Près de 2,6 milliards d’individus dans le monde dépendent des poissons pour leurs apports en protéines, d’après le rapport du PNUE intitulé « In Dead Water » (Dans les eaux mortes) publié vendredi.
Le changement climatique s’est ajouté aux problèmes plus anciens tels que la pêche excessive, alors que l’augmentation des températures tue les récifs de corail, menace les lieux de reproduction du thon et déplace les courants des océans, et avec eux le plancton et les petits poissons dont dépend la chaîne alimentaire océanique.

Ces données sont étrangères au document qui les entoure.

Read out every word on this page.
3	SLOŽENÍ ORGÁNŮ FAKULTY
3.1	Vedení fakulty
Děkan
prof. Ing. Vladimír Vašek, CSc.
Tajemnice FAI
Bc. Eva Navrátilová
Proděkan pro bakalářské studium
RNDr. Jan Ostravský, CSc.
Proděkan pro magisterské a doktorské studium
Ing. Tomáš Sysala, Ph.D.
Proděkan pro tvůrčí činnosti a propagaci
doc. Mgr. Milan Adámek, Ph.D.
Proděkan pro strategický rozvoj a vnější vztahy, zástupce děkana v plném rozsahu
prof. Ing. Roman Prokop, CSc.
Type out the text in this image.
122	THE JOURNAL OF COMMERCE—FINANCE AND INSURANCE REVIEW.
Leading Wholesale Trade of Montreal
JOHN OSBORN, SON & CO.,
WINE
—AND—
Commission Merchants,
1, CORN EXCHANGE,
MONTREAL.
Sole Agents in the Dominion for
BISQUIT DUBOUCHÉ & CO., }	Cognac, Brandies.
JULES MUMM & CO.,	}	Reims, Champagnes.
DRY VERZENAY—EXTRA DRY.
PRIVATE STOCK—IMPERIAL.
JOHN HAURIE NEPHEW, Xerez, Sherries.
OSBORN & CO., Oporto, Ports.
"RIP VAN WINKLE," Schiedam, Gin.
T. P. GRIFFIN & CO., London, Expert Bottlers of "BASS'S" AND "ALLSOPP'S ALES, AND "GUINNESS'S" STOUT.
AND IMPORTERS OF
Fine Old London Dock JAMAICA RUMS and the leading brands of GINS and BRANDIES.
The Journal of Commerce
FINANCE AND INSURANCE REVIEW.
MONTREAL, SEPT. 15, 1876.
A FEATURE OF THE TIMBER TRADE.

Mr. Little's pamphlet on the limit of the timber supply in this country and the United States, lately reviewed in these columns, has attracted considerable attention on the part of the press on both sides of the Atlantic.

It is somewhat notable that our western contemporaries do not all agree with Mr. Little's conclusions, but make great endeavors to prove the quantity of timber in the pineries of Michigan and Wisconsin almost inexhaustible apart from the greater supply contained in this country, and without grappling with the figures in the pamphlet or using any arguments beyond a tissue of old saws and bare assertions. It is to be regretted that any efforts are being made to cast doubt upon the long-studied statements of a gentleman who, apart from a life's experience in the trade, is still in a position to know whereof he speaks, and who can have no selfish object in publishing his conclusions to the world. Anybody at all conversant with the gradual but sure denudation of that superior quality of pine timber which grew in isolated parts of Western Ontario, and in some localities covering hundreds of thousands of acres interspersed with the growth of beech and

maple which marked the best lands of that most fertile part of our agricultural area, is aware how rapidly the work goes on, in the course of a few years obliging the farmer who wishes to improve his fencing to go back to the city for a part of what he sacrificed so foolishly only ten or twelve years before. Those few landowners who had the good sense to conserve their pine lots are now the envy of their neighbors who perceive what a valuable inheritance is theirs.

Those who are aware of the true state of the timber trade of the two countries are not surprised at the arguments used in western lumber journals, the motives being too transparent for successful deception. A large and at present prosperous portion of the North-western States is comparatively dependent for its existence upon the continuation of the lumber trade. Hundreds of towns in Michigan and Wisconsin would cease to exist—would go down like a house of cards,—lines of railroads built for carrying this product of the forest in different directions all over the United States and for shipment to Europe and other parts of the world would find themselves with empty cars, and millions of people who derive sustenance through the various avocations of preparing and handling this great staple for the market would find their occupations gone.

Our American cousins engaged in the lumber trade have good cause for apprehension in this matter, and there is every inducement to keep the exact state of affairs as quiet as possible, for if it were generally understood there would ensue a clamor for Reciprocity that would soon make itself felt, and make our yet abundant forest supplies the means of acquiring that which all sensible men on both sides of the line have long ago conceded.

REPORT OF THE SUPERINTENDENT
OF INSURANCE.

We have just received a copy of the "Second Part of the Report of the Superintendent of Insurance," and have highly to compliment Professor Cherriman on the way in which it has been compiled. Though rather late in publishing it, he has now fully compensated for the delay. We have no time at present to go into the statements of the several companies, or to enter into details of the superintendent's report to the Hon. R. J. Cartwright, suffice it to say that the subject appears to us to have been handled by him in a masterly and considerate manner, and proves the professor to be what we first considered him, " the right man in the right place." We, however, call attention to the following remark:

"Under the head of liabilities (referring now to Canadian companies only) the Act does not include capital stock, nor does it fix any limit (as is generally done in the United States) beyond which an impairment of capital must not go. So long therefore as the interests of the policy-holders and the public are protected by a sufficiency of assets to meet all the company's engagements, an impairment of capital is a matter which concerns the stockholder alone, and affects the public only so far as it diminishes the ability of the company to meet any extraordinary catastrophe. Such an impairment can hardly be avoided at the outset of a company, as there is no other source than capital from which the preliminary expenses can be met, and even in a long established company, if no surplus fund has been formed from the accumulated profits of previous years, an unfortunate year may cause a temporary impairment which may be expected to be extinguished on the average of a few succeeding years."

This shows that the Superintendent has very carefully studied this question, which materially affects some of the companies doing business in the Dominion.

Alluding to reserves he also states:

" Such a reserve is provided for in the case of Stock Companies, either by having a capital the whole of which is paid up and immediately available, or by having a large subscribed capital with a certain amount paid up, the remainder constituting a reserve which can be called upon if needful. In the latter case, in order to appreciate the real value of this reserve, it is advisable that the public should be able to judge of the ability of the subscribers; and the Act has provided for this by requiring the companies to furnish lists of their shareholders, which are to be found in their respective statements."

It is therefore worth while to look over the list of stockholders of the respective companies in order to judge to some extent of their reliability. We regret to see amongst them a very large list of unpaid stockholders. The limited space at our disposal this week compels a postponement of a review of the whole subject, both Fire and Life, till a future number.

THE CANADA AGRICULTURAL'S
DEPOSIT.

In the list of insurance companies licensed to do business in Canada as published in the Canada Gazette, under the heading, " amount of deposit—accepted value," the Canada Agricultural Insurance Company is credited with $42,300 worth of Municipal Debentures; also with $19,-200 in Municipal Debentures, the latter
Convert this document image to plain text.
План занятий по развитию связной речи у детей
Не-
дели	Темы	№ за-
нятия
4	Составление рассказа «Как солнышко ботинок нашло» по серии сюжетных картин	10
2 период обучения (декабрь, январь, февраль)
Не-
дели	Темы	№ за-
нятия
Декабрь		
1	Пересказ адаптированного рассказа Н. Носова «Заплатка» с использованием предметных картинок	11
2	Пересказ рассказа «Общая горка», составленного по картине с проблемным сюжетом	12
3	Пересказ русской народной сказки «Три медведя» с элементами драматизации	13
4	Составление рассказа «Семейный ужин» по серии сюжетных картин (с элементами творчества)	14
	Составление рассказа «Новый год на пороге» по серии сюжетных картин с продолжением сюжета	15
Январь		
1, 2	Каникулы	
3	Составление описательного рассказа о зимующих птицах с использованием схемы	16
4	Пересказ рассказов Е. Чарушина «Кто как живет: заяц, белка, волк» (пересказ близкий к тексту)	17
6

« La question n’est pas de savoir si nous devrions arrêter de pêcher mais plutôt de répondre au problème du changement climatique, qui crée un degré d’impact que nous n’avions jamais vu auparavant » a déclaré le principal auteur du rapport du PNUE, Christian Nellemann.
« Nous observons de plus en plus de signes alarmants de changements catastrophiques dans les océans. Il faudra sans doute un million d’années pour que les océans se remettent des changements que nous provoquons ».
Le rapport du PNUE indique que les zones les plus affectées sont celles dans lesquelles sont pris la moitié des poissons commercialisés dans le monde.
Un ralentissement des courants des océans en résultat du changement climatique pourrait interrompre au cours des 100 prochaines années le transport des nutriments pour les régions côtières de pêche les plus importantes, ainsi que l’évacuation de la pollution.
Parmi les autres conséquences du changement climatique, Christian Nellemann a déclaré qu’il pensait que plus de 50% des récifs de corail disparaîtraient d’ici 2050 en conséquence de l’augmentation des températures, ce qui aurait un impact significatif sur le tourisme.
Les émissions de dioxyde de carbone provenant de la combustion d’énergies fossiles créent un acide quand il se dissout dans l’eau, et qui pourrait dans les prochaines décennies rendre la mer plus acide qu’elle ne l’a jamais été au cours des 65 millions d’années précédentes. Cela pourrait ainsi d’ici 2100 empêcher les mollusques dans certaines mers de former des coquilles.